Dari Meja Administrasi ke Dapur Produksi
Sebagai tenaga honorer, ia bertanggung jawab mengurus surat-menyurat dan data kependudukan di kantor desa. Setelah jam kerja usai, ia beralih peran menjadi produsen kue rumahan yang dipasarkan ke tetangga dan warung-warung sekitar. "Saya harus pintar-pintar bagi waktu. Pagi di kantor, sore buat kue, malam antar pesanan. Anak-anak juga harus diperhatikan," ujarnya.
Modal Kecil, Omzet Harian
Usaha kue rumahan yang ia rintis sejak dua tahun lalu bermodal peralatan dapur sederhana dan bahan baku lokal.

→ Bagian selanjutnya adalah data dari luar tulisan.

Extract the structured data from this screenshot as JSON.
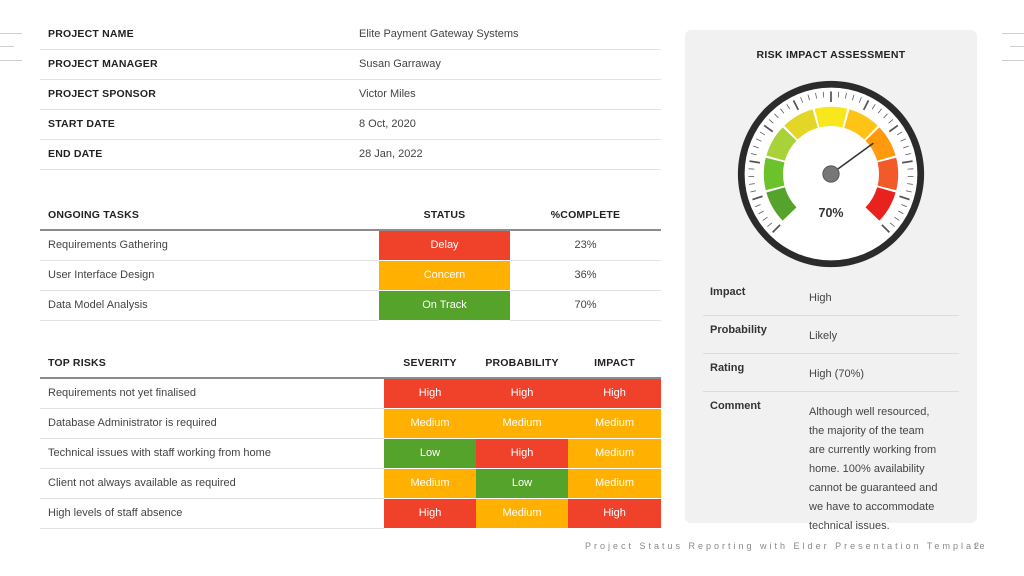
{
  "project_info": [
    {
      "label": "PROJECT NAME",
      "value": "Elite Payment Gateway Systems"
    },
    {
      "label": "PROJECT MANAGER",
      "value": "Susan Garraway"
    },
    {
      "label": "PROJECT SPONSOR",
      "value": "Victor Miles"
    },
    {
      "label": "START DATE",
      "value": "8 Oct, 2020"
    },
    {
      "label": "END DATE",
      "value": "28 Jan, 2022"
    }
  ],
  "tasks": {
    "headers": {
      "task": "ONGOING TASKS",
      "status": "STATUS",
      "complete": "%COMPLETE"
    },
    "rows": [
      {
        "name": "Requirements Gathering",
        "status": "Delay",
        "status_color": "red",
        "complete": "23%"
      },
      {
        "name": "User Interface Design",
        "status": "Concern",
        "status_color": "orange",
        "complete": "36%"
      },
      {
        "name": "Data Model Analysis",
        "status": "On Track",
        "status_color": "green",
        "complete": "70%"
      }
    ]
  },
  "risks": {
    "headers": {
      "risk": "TOP RISKS",
      "severity": "SEVERITY",
      "probability": "PROBABILITY",
      "impact": "IMPACT"
    },
    "rows": [
      {
        "name": "Requirements not yet finalised",
        "severity": "High",
        "severity_color": "red",
        "probability": "High",
        "probability_color": "red",
        "impact": "High",
        "impact_color": "red"
      },
      {
        "name": "Database Administrator is required",
        "severity": "Medium",
        "severity_color": "orange",
        "probability": "Medium",
        "probability_color": "orange",
        "impact": "Medium",
        "impact_color": "orange"
      },
      {
        "name": "Technical issues with staff working from home",
        "severity": "Low",
        "severity_color": "green",
        "probability": "High",
        "probability_color": "red",
        "impact": "Medium",
        "impact_color": "orange"
      },
      {
        "name": "Client not always available as required",
        "severity": "Medium",
        "severity_color": "orange",
        "probability": "Low",
        "probability_color": "green",
        "impact": "Medium",
        "impact_color": "orange"
      },
      {
        "name": "High levels of staff absence",
        "severity": "High",
        "severity_color": "red",
        "probability": "Medium",
        "probability_color": "orange",
        "impact": "High",
        "impact_color": "red"
      }
    ]
  },
  "assessment": {
    "title": "RISK IMPACT ASSESSMENT",
    "gauge_value_label": "70%",
    "gauge_fraction": 0.7,
    "items": [
      {
        "label": "Impact",
        "value": "High"
      },
      {
        "label": "Probability",
        "value": "Likely"
      },
      {
        "label": "Rating",
        "value": "High (70%)"
      },
      {
        "label": "Comment",
        "value_lines": [
          "Although well resourced,",
          "the majority of the team",
          "are currently working from",
          "home.  100% availability",
          "cannot be guaranteed and",
          "we have to accommodate",
          "technical issues."
        ]
      }
    ]
  },
  "colors": {
    "red": "#f0412b",
    "orange": "#ffb000",
    "green": "#55a32b",
    "gauge_rim": "#2b2b2b"
  },
  "footer": {
    "text": "Project Status Reporting with Elder Presentation Template",
    "page": "2"
  }
}
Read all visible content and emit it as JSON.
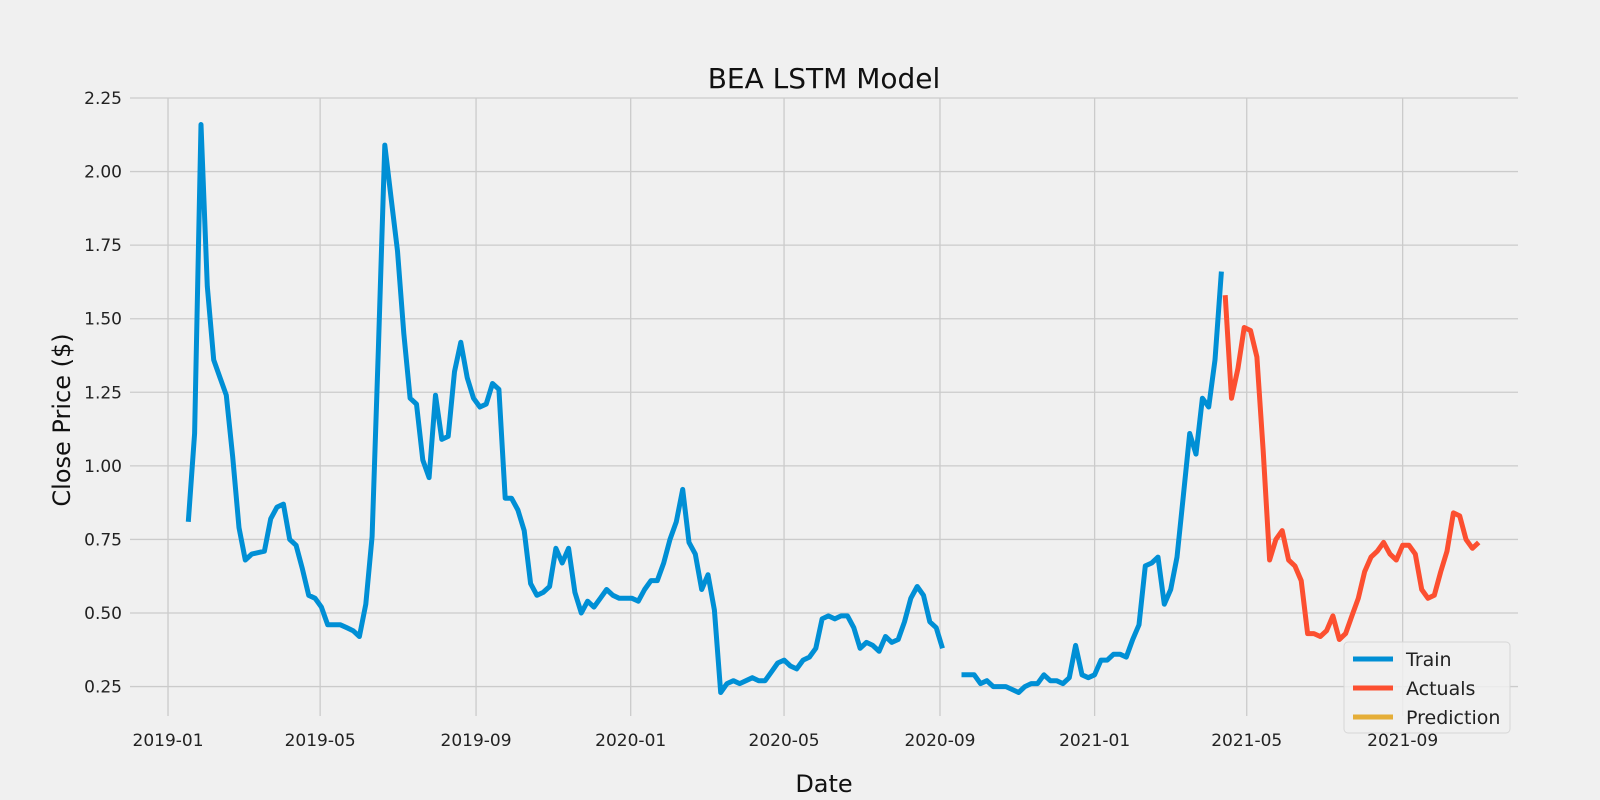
{
  "chart_data": {
    "type": "line",
    "title": "BEA LSTM Model",
    "xlabel": "Date",
    "ylabel": "Close Price ($)",
    "xlim": [
      "2018-12-02",
      "2021-12-01"
    ],
    "ylim": [
      0.15,
      2.25
    ],
    "xticks": [
      "2019-01-01",
      "2019-05-01",
      "2019-09-01",
      "2020-01-01",
      "2020-05-01",
      "2020-09-01",
      "2021-01-01",
      "2021-05-01",
      "2021-09-01"
    ],
    "xtick_labels": [
      "2019-01",
      "2019-05",
      "2019-09",
      "2020-01",
      "2020-05",
      "2020-09",
      "2021-01",
      "2021-05",
      "2021-09"
    ],
    "yticks": [
      0.25,
      0.5,
      0.75,
      1.0,
      1.25,
      1.5,
      1.75,
      2.0,
      2.25
    ],
    "ytick_labels": [
      "0.25",
      "0.50",
      "0.75",
      "1.00",
      "1.25",
      "1.50",
      "1.75",
      "2.00",
      "2.25"
    ],
    "grid": true,
    "legend_position": "bottom-right",
    "series": [
      {
        "name": "Train",
        "color": "#008fd5",
        "segments": [
          [
            [
              "2019-01-17",
              0.81
            ],
            [
              "2019-01-22",
              1.11
            ],
            [
              "2019-01-27",
              2.16
            ],
            [
              "2019-02-01",
              1.61
            ],
            [
              "2019-02-06",
              1.36
            ],
            [
              "2019-02-11",
              1.3
            ],
            [
              "2019-02-16",
              1.24
            ],
            [
              "2019-02-21",
              1.03
            ],
            [
              "2019-02-26",
              0.79
            ],
            [
              "2019-03-03",
              0.68
            ],
            [
              "2019-03-08",
              0.7
            ],
            [
              "2019-03-18",
              0.71
            ],
            [
              "2019-03-23",
              0.82
            ],
            [
              "2019-03-28",
              0.86
            ],
            [
              "2019-04-02",
              0.87
            ],
            [
              "2019-04-07",
              0.75
            ],
            [
              "2019-04-12",
              0.73
            ],
            [
              "2019-04-17",
              0.65
            ],
            [
              "2019-04-22",
              0.56
            ],
            [
              "2019-04-27",
              0.55
            ],
            [
              "2019-05-02",
              0.52
            ],
            [
              "2019-05-07",
              0.46
            ],
            [
              "2019-05-17",
              0.46
            ],
            [
              "2019-05-22",
              0.45
            ],
            [
              "2019-05-27",
              0.44
            ],
            [
              "2019-06-01",
              0.42
            ],
            [
              "2019-06-06",
              0.53
            ],
            [
              "2019-06-11",
              0.76
            ],
            [
              "2019-06-16",
              1.4
            ],
            [
              "2019-06-21",
              2.09
            ],
            [
              "2019-06-26",
              1.91
            ],
            [
              "2019-07-01",
              1.73
            ],
            [
              "2019-07-06",
              1.45
            ],
            [
              "2019-07-11",
              1.23
            ],
            [
              "2019-07-16",
              1.21
            ],
            [
              "2019-07-21",
              1.02
            ],
            [
              "2019-07-26",
              0.96
            ],
            [
              "2019-07-31",
              1.24
            ],
            [
              "2019-08-05",
              1.09
            ],
            [
              "2019-08-10",
              1.1
            ],
            [
              "2019-08-15",
              1.32
            ],
            [
              "2019-08-20",
              1.42
            ],
            [
              "2019-08-25",
              1.3
            ],
            [
              "2019-08-30",
              1.23
            ],
            [
              "2019-09-04",
              1.2
            ],
            [
              "2019-09-09",
              1.21
            ],
            [
              "2019-09-14",
              1.28
            ],
            [
              "2019-09-19",
              1.26
            ],
            [
              "2019-09-24",
              0.89
            ],
            [
              "2019-09-29",
              0.89
            ],
            [
              "2019-10-04",
              0.85
            ],
            [
              "2019-10-09",
              0.78
            ],
            [
              "2019-10-14",
              0.6
            ],
            [
              "2019-10-19",
              0.56
            ],
            [
              "2019-10-24",
              0.57
            ],
            [
              "2019-10-29",
              0.59
            ],
            [
              "2019-11-03",
              0.72
            ],
            [
              "2019-11-08",
              0.67
            ],
            [
              "2019-11-13",
              0.72
            ],
            [
              "2019-11-18",
              0.57
            ],
            [
              "2019-11-23",
              0.5
            ],
            [
              "2019-11-28",
              0.54
            ],
            [
              "2019-12-03",
              0.52
            ],
            [
              "2019-12-08",
              0.55
            ],
            [
              "2019-12-13",
              0.58
            ],
            [
              "2019-12-18",
              0.56
            ],
            [
              "2019-12-23",
              0.55
            ],
            [
              "2019-12-28",
              0.55
            ],
            [
              "2020-01-02",
              0.55
            ],
            [
              "2020-01-07",
              0.54
            ],
            [
              "2020-01-12",
              0.58
            ],
            [
              "2020-01-17",
              0.61
            ],
            [
              "2020-01-22",
              0.61
            ],
            [
              "2020-01-27",
              0.67
            ],
            [
              "2020-02-01",
              0.75
            ],
            [
              "2020-02-06",
              0.81
            ],
            [
              "2020-02-11",
              0.92
            ],
            [
              "2020-02-16",
              0.74
            ],
            [
              "2020-02-21",
              0.7
            ],
            [
              "2020-02-26",
              0.58
            ],
            [
              "2020-03-02",
              0.63
            ],
            [
              "2020-03-07",
              0.51
            ],
            [
              "2020-03-12",
              0.23
            ],
            [
              "2020-03-17",
              0.26
            ],
            [
              "2020-03-22",
              0.27
            ],
            [
              "2020-03-27",
              0.26
            ],
            [
              "2020-04-01",
              0.27
            ],
            [
              "2020-04-06",
              0.28
            ],
            [
              "2020-04-11",
              0.27
            ],
            [
              "2020-04-16",
              0.27
            ],
            [
              "2020-04-21",
              0.3
            ],
            [
              "2020-04-26",
              0.33
            ],
            [
              "2020-05-01",
              0.34
            ],
            [
              "2020-05-06",
              0.32
            ],
            [
              "2020-05-11",
              0.31
            ],
            [
              "2020-05-16",
              0.34
            ],
            [
              "2020-05-21",
              0.35
            ],
            [
              "2020-05-26",
              0.38
            ],
            [
              "2020-05-31",
              0.48
            ],
            [
              "2020-06-05",
              0.49
            ],
            [
              "2020-06-10",
              0.48
            ],
            [
              "2020-06-15",
              0.49
            ],
            [
              "2020-06-20",
              0.49
            ],
            [
              "2020-06-25",
              0.45
            ],
            [
              "2020-06-30",
              0.38
            ],
            [
              "2020-07-05",
              0.4
            ],
            [
              "2020-07-10",
              0.39
            ],
            [
              "2020-07-15",
              0.37
            ],
            [
              "2020-07-20",
              0.42
            ],
            [
              "2020-07-25",
              0.4
            ],
            [
              "2020-07-30",
              0.41
            ],
            [
              "2020-08-04",
              0.47
            ],
            [
              "2020-08-09",
              0.55
            ],
            [
              "2020-08-14",
              0.59
            ],
            [
              "2020-08-19",
              0.56
            ],
            [
              "2020-08-24",
              0.47
            ],
            [
              "2020-08-29",
              0.45
            ],
            [
              "2020-09-03",
              0.38
            ]
          ],
          [
            [
              "2020-09-18",
              0.29
            ],
            [
              "2020-09-23",
              0.29
            ],
            [
              "2020-09-28",
              0.29
            ],
            [
              "2020-10-03",
              0.26
            ],
            [
              "2020-10-08",
              0.27
            ],
            [
              "2020-10-13",
              0.25
            ],
            [
              "2020-10-18",
              0.25
            ],
            [
              "2020-10-23",
              0.25
            ],
            [
              "2020-10-28",
              0.24
            ],
            [
              "2020-11-02",
              0.23
            ],
            [
              "2020-11-07",
              0.25
            ],
            [
              "2020-11-12",
              0.26
            ],
            [
              "2020-11-17",
              0.26
            ],
            [
              "2020-11-22",
              0.29
            ],
            [
              "2020-11-27",
              0.27
            ],
            [
              "2020-12-02",
              0.27
            ],
            [
              "2020-12-07",
              0.26
            ],
            [
              "2020-12-12",
              0.28
            ],
            [
              "2020-12-17",
              0.39
            ],
            [
              "2020-12-22",
              0.29
            ],
            [
              "2020-12-27",
              0.28
            ],
            [
              "2021-01-01",
              0.29
            ],
            [
              "2021-01-06",
              0.34
            ],
            [
              "2021-01-11",
              0.34
            ],
            [
              "2021-01-16",
              0.36
            ],
            [
              "2021-01-21",
              0.36
            ],
            [
              "2021-01-26",
              0.35
            ],
            [
              "2021-01-31",
              0.41
            ],
            [
              "2021-02-05",
              0.46
            ],
            [
              "2021-02-10",
              0.66
            ],
            [
              "2021-02-15",
              0.67
            ],
            [
              "2021-02-20",
              0.69
            ],
            [
              "2021-02-25",
              0.53
            ],
            [
              "2021-03-02",
              0.58
            ],
            [
              "2021-03-07",
              0.69
            ],
            [
              "2021-03-12",
              0.9
            ],
            [
              "2021-03-17",
              1.11
            ],
            [
              "2021-03-22",
              1.04
            ],
            [
              "2021-03-27",
              1.23
            ],
            [
              "2021-04-01",
              1.2
            ],
            [
              "2021-04-06",
              1.36
            ],
            [
              "2021-04-11",
              1.66
            ]
          ]
        ]
      },
      {
        "name": "Actuals",
        "color": "#fc4f30",
        "segments": [
          [
            [
              "2021-04-14",
              1.58
            ],
            [
              "2021-04-19",
              1.23
            ],
            [
              "2021-04-24",
              1.33
            ],
            [
              "2021-04-29",
              1.47
            ],
            [
              "2021-05-04",
              1.46
            ],
            [
              "2021-05-09",
              1.37
            ],
            [
              "2021-05-14",
              1.05
            ],
            [
              "2021-05-19",
              0.68
            ],
            [
              "2021-05-24",
              0.75
            ],
            [
              "2021-05-29",
              0.78
            ],
            [
              "2021-06-03",
              0.68
            ],
            [
              "2021-06-08",
              0.66
            ],
            [
              "2021-06-13",
              0.61
            ],
            [
              "2021-06-18",
              0.43
            ],
            [
              "2021-06-23",
              0.43
            ],
            [
              "2021-06-28",
              0.42
            ],
            [
              "2021-07-03",
              0.44
            ],
            [
              "2021-07-08",
              0.49
            ],
            [
              "2021-07-13",
              0.41
            ],
            [
              "2021-07-18",
              0.43
            ],
            [
              "2021-07-23",
              0.49
            ],
            [
              "2021-07-28",
              0.55
            ],
            [
              "2021-08-02",
              0.64
            ],
            [
              "2021-08-07",
              0.69
            ],
            [
              "2021-08-12",
              0.71
            ],
            [
              "2021-08-17",
              0.74
            ],
            [
              "2021-08-22",
              0.7
            ],
            [
              "2021-08-27",
              0.68
            ],
            [
              "2021-09-01",
              0.73
            ],
            [
              "2021-09-06",
              0.73
            ],
            [
              "2021-09-11",
              0.7
            ],
            [
              "2021-09-16",
              0.58
            ],
            [
              "2021-09-21",
              0.55
            ],
            [
              "2021-09-26",
              0.56
            ],
            [
              "2021-10-01",
              0.64
            ],
            [
              "2021-10-06",
              0.71
            ],
            [
              "2021-10-11",
              0.84
            ],
            [
              "2021-10-16",
              0.83
            ],
            [
              "2021-10-21",
              0.75
            ],
            [
              "2021-10-26",
              0.72
            ],
            [
              "2021-10-31",
              0.74
            ]
          ]
        ]
      },
      {
        "name": "Prediction",
        "color": "#e5ae38",
        "segments": []
      }
    ]
  }
}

Setiap hari, ia mampu memproduksi rata-rata 50 hingga 70 potong kue tradisional seperti bolu kukus dan kue lapis. Omzet harian yang ia peroleh berkisar antara Rp 100 ribu hingga Rp 150 ribu, cukup untuk menambah belanja dapur dan kebutuhan sekolah kedua anaknya.
Suami sebagai Mitra Distribusi
Suaminya yang bekerja sebagai buruh serabutan turun tangan membantu distribusi produk. Setelah pulang kerja, ia mengantarkan pesanan kue ke pelanggan menggunakan sepeda motor. "Saya bersyukur suami mau bantu antar. Kalau tidak, saya kewalahan karena harus jaga anak juga," kata ibu dua anak tersebut.

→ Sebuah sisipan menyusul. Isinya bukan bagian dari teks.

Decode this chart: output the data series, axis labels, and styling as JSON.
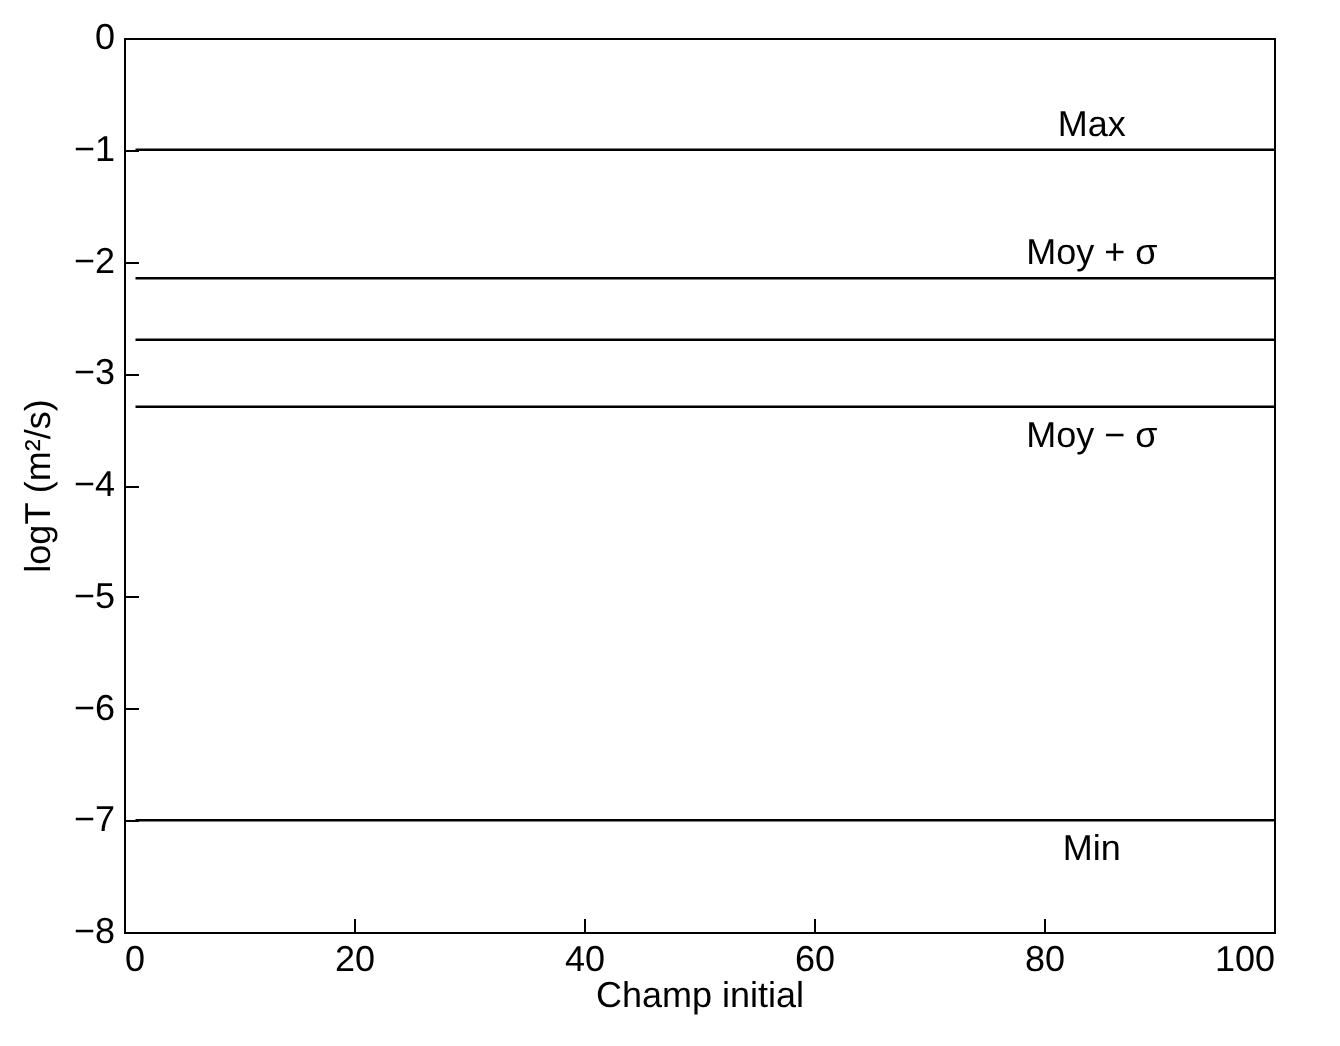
{
  "chart_data": {
    "type": "line",
    "xlabel": "Champ initial",
    "ylabel": "logT (m²/s)",
    "xlim": [
      0,
      100
    ],
    "ylim": [
      -8,
      0
    ],
    "xticks": [
      0,
      20,
      40,
      60,
      80,
      100
    ],
    "yticks": [
      -8,
      -7,
      -6,
      -5,
      -4,
      -3,
      -2,
      -1,
      0
    ],
    "x": [
      1,
      100
    ],
    "marker": "none",
    "line_style": "solid",
    "series": [
      {
        "name": "Max",
        "color": "#000000",
        "values": [
          -1,
          -1
        ]
      },
      {
        "name": "Moy + σ",
        "color": "#000000",
        "values": [
          -2.15,
          -2.15
        ]
      },
      {
        "color": "#000000",
        "values": [
          -2.7,
          -2.7
        ]
      },
      {
        "name": "Moy − σ",
        "color": "#000000",
        "values": [
          -3.3,
          -3.3
        ]
      },
      {
        "name": "Min",
        "color": "#000000",
        "values": [
          -7,
          -7
        ]
      }
    ]
  }
}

UMKM Jadi Penopang di Tengah Minimnya Lapangan Kerja
Fenomena ibu rumah tangga yang merangkap sebagai tenaga honorer dan pelaku UMKM cukup umum ditemui di Majene. Minimnya lapangan kerja formal di daerah membuat warga, terutama perempuan, mengandalkan usaha mikro sebagai sumber penghasilan tambahan. Pemerintah daerah setempat tercatat rutin menggelar pelatihan UMKM dan memberikan bantuan peralatan produksi bagi pelaku usaha rumahan.

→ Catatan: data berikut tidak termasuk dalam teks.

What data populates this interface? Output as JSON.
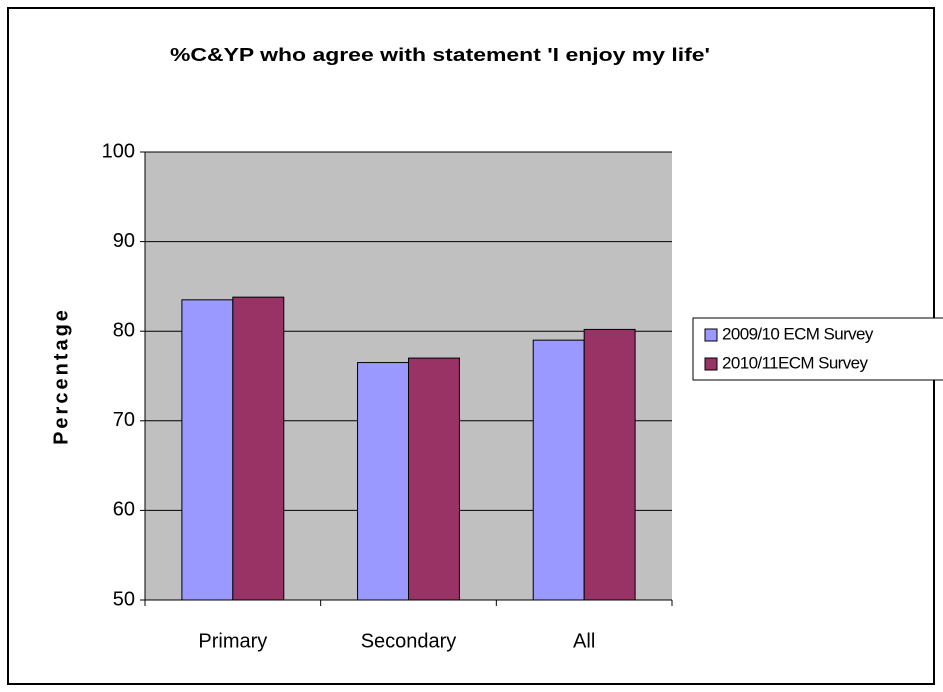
{
  "chart_data": {
    "type": "bar",
    "title": "%C&YP who agree with statement 'I enjoy my life'",
    "y_label": "Percentage",
    "categories": [
      "Primary",
      "Secondary",
      "All"
    ],
    "series": [
      {
        "name": "2009/10 ECM Survey",
        "color": "#9999ff",
        "values": [
          83.5,
          76.5,
          79.0
        ]
      },
      {
        "name": "2010/11ECM Survey",
        "color": "#993366",
        "values": [
          83.8,
          77.0,
          80.2
        ]
      }
    ],
    "ylim": [
      50,
      100
    ],
    "yticks": [
      50,
      60,
      70,
      80,
      90,
      100
    ],
    "grid": true,
    "legend": "right"
  }
}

Target: Punya Toko Kue Sendiri
Ke depan, ia berharap usaha kue rumahan yang ia jalani bisa terus berkembang hingga memiliki toko sendiri. "Saya ingin punya tempat jualan tetap, bukan hanya titip di warung. Tapi untuk sekarang, yang penting jalan dulu," pungkasnya. Perjuangan perempuan ini menjadi potret ketangguhan warga Sulbar dalam menghadapi tekanan ekonomi dengan memanfaatkan setiap celah peluang yang ada.